There has been a slew of theatrical works that address the issue of dementia over the past few years. In 2013 The Transport Group brought us a musical version of Alzheimer’s courtesy of The Memory Show starring Catherine Cox and Leslie Kritzer. That same year, Manhattan Theatre Club presented The Other Place with Laurie Metcalf in a Tony-nominated role with a similar plot line but no show tunes. This year The Vineyard presented Dot, Colman Domingo’s muscular new play about a matriarch facing—yet again—the harrowing diagnosis of Alzheimer’s, this time set against the cultural backdrop of South Philly.
Manhattan Theatre Club returns this season with The Father, a new play by French novelist and playwright Florian Zeller (translated by Christopher Hampton). At first glance one might question if New York theatergoers are interested in another dramaturgical exploration of a fairly depressing subject. There are two reasons why that answer should be yes.
Zeller’s play, unlike its recent predecessors, has an unnerving way of putting the audience in the mind of its central character André (Frank Langella). The play’s construct, set in a posh Paris apartment, shifts gears as André starts to slowly lose his cognitive dexterity. His reality becomes increasingly foggy through the 90-minute play (performed without intermission).

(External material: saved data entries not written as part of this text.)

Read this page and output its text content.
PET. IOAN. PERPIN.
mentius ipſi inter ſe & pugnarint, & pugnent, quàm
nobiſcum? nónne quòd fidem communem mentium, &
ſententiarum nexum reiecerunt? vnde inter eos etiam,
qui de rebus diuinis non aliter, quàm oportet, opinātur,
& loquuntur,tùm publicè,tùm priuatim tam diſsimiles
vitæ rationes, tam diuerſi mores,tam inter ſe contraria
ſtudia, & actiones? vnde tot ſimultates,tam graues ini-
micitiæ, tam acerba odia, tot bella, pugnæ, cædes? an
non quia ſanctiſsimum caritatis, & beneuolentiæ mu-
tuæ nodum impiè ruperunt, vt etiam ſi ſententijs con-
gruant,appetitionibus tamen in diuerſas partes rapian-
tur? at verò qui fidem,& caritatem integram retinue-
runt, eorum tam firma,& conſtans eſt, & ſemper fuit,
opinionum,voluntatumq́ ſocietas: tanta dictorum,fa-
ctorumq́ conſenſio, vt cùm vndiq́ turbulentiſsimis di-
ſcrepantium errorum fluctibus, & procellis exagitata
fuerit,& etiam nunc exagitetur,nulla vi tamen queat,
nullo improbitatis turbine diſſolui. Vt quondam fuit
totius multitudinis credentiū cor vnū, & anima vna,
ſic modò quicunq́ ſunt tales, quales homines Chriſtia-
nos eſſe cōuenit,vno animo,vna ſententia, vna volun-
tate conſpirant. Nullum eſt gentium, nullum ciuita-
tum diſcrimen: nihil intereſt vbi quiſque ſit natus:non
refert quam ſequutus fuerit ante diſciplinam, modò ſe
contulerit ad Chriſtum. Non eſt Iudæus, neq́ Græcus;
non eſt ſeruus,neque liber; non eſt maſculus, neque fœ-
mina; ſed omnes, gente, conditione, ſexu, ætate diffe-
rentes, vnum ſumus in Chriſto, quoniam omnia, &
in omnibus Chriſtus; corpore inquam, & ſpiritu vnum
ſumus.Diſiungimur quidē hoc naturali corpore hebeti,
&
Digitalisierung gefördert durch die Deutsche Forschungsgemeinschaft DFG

The one constant presence is his adult daughter Anne (Kathryn Erbe), but her life—including boyfriend or husband (we’re not sure) and a potential move to London—unravels from Andre’s perspective as he struggles to excavate and control his own mind.
Zeller’s play is strengthened by Manhattan Theatre Club’s first-rate production. Scott Pask’s set becomes increasingly (and mysteriously) vacant to parallel André’s mind, while lighting design by Donald Holder and original music by Fitz Patton emphasize André’s decline. Director Dough Hughes resists sentimentality by keeping the staging lean and purposeful.
But the second main reason to see The Father is to experience Langella in the title role. At 78 years old, the three-time Tony Award winner delivers a master’s class in character development. Reminding us that we are a myriad of experiences and emotions, he effortlessly vacillates between moments. At times, there is a harsh cruelty as he verbally undermines his daughter’s love. At others, he is a joyful flirt at the arrival of a new home nurse, who reminds him of his other daughter (only eluded to and never seen). And in the play’s final moments, Langella reverts to a haunting, childlike state.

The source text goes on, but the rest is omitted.